Le Royaume des cieux ressemble à ceci

Église Unie St-Pierre et Pinguet https://www.stpierrepinguet.org/wp

Le Royaume de Dieu, le Royaume des cieux, une utopie ? Non, plutôt un trésor, une démarche conduisant à la sagesse, au bonheur !

Ce matin, le texte tiré de l’évangile de Matthieu se trouve au chapitre 13. L’évangéliste reprend deux paraboles que Jésus utilisait pour enseigner des concepts spirituels aux gens qui le suivaient. Les paraboles du texte de ce matin cherchent à illustrer ce qu’est le Royaume des cieux, le Royaume de Dieu.

Pour plusieurs personnes du monde occidental, en 2020, la notion même de Royaume des cieux apparaît éloignée ou étrangère aux promesses du monde moderne. Un monde qui nous laisse croire, qui nous vend à grands cris, que le bonheur est à portée de main, à quelques clics de notre ordinateur, à quelques achats porteurs de joie, à quelques heures d’avion dans des contrées étrangères où nous pouvons prendre des autoportraits destinés à notre page Facebook. Le bonheur, on nous dit qu’on peut se l’acheter, l’obtenir à prix d’ami et, par la suite, le démontrer par la beauté et la richesse de nos biens ou de nos expériences.

Ayant l’impression d’avoir un accès si facile au bonheur, pourquoi alors, comme chrétien, rechercher un Royaume qui semble si lointain et qui apparaît avoir des exigences et comporter des risques. Nous avons lu ce matin : « Quand le filet est plein, les pêcheurs le tirent au bord de l’eau. Ils s’assoient. Ils ramassent les bons poissons dans des paniers et ils rejettent ceux qui ne valent rien. » (Matthieu 13 :48).

Parce qu’il existe une différence fondamentale entre le plaisir et le bonheur ou, encore, le Royaume de Dieu. Le moine bouddhiste Mathieu Ricard souligne :

“Tandis que les plaisirs ordinaires se produisent au contact d’objets agréables et prennent fin dès que cesse le contact, eudaimonia est ressentie aussi longtemps que nous demeurons en harmonie avec notre nature profonde [avec la nature profonde de la création][1]. Elle a pour composantes la liberté intérieure, la sérénité, la force d’âme, et l’amour altruiste, un altruisme qui rayonne vers l’extérieur au lieu d’être centré sur soi.”[2]

Le Royaume est cette forme de bonheur profond et réel qui se trouve gratuitement au plus profond de nous, de notre âme, de notre vie, mais qui exige une démarche consciente pour le trouver.

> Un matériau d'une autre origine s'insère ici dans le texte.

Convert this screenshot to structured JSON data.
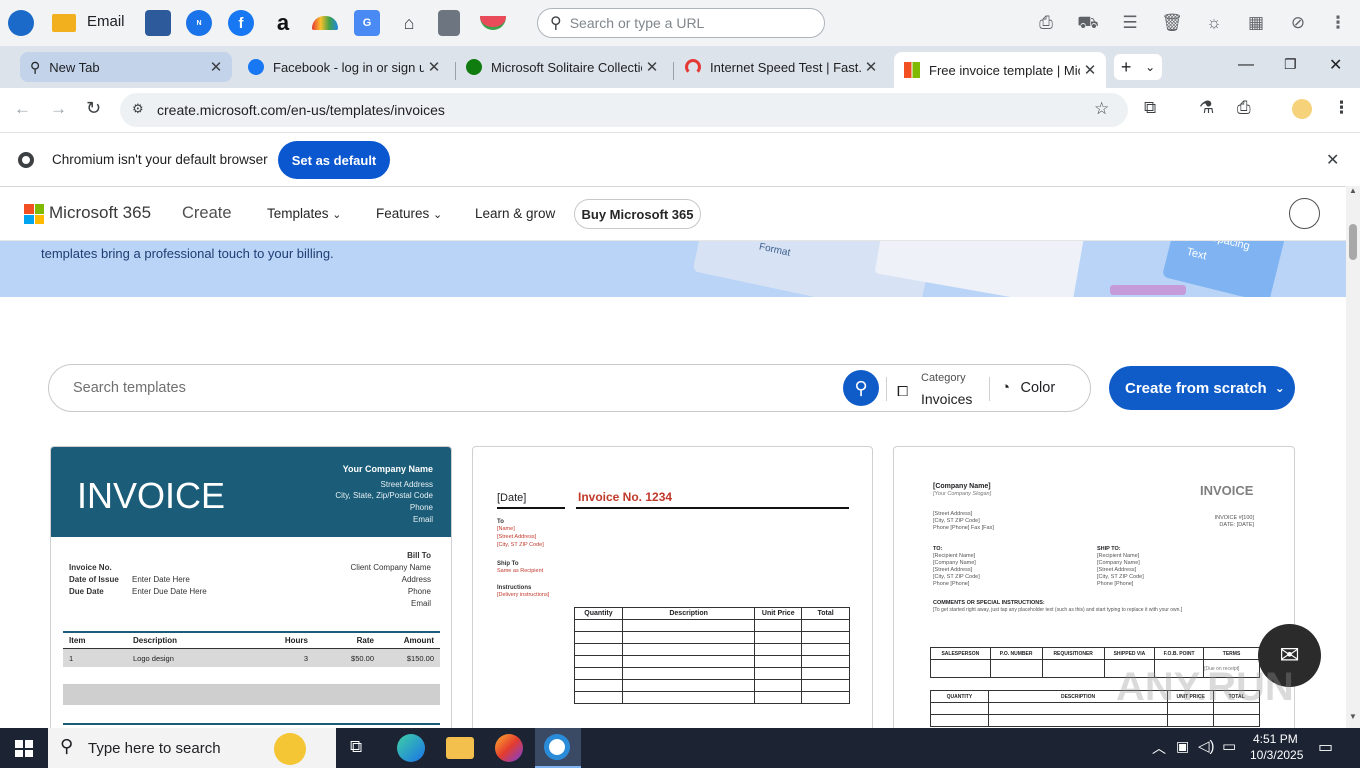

Certaines conceptions chrétiennes ont fait la promotion d’une théologie de la peur, la peur du jugement dernier, la peur de l’enfer, la peur du grand feu. Au jugement dernier, elles préviennent que l’accès au Royaume n’est pas pour tous et toutes… Elles assurent que si vous êtes des poissons sans valeur, vous serez jetés au feu ? Une façon violente d’exercer une pression sur les personnes pour qu’elles demeurent dans le droit chemin, qu’elles agissent en conformité avec le message évangélique du Christ. Une façon de convaincre les croyants d’agir de manière conforme pour avoir accès au Royaume de Dieu ici sur terre et, surtout, dans les cieux.

Des théologies de la peur qui occultent un élément essentiel, incontournable de l’enseignement du Christ, de son message libérateur et de l’amour annoncé. Dieu aime les hommes et les femmes qu’Il a créés de façon complète et inconditionnelle. D’ailleurs, dans la douleur extrême, la peine totale et l’humiliation sans nom, lorsque sur la croix, le Christ trouve des mots témoignant, de façon extraordinaire, l’essence de l’amour que Dieu a envers nous. Il pose ainsi un geste de réconciliation radical et sans nuances en disant : « Père, pardonne-leur, ils ne savent pas ce qu’ils font. » (Luc 23 :34).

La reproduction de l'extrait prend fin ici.